The Southwest Light Rail Transit (SWLRT) project has been a disaster. As my colleague Tom Steward noted recently, construction:

…now stands nine years behind schedule, pushed back from 2018 to 2027. At the same time, the cost of the biggest public works project in state history has doubled to $2.74 billion and counting. In fact the boondoggle is so far over budget that it’s more than half a billion dollars short of funding to finish it. No one knows where the last $534 million will come from, or at least, they’re not saying.

The project, originally budgeted for $2 billion, now needs another $534 million to be completed.

Making the case that we should throw this good money after bad, Jim Hovland, mayor of Edina and chair of the Transportation Advisory board to the Metropolitan Council, wrote in the Star Tribune recently: ‘Stop the blaming: There’s no turning back on SWLRT.’

“[H]ere we are,” he writes,

…three years into construction of the line, with more than $1.6 billion expended to date on the project, which is over 60% complete, and the naysayers and financial critics have resurfaced due to a projected delay and cost overrun on the largest public works project in Minnesota history.

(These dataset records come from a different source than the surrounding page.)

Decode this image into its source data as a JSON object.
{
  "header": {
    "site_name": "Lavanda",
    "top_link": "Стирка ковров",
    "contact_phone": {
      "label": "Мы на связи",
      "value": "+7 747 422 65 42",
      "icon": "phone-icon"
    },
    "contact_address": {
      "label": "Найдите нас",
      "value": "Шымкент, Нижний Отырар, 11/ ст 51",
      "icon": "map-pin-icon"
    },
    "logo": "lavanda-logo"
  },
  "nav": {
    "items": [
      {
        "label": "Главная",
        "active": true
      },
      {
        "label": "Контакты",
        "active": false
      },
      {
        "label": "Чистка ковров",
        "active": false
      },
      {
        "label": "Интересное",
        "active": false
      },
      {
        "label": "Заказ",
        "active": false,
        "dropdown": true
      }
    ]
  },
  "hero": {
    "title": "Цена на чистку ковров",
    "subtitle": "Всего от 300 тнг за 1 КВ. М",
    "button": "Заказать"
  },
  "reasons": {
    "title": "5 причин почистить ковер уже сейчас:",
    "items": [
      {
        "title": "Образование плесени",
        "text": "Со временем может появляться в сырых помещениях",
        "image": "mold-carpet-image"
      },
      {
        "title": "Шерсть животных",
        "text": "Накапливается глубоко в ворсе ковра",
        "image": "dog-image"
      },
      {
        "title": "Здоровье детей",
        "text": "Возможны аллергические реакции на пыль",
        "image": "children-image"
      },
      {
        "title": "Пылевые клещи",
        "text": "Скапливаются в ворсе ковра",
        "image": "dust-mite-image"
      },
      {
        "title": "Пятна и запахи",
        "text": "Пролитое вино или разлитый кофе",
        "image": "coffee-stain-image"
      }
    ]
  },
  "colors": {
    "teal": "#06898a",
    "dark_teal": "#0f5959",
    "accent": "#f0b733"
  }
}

This sounds like a Scooby Doo script: I’d have gotten away with it if it wasn’t for those pesky naysayers and financial critics!

“[L]et’s forget the finger-pointing and scapegoating of the Met Council,” Mr. Hovland – who has “been serving on the Corridor Management Committee since the Southwest light rail project (SWLRT) began to be discussed” – pleads, concluding:

The plain fact is, there is no going back and unwinding what has been done. The Green Line extension needs to be completed. Closing down the project would mean a billion-dollar payment obligation to the federal government plus hundreds of millions expended in restorative efforts all along the line.

Actually, the plain fact is that we don’t need to go back, we just have to stop, acknowledge the project as the mismanaged catastrophe it is, and not succumb to the ‘sunk cost fallacy.’ This is where people make decisions based on costs they have incurred in the past — sunk costs — rather than the benefits of in the future. It is time to cut our losses.

The remains of the SWLRT could be turned into a nature walk, as has been done with abandoned rail lines in London. Or it could be left standing as a monument to wasteful government spending and dreadful project management.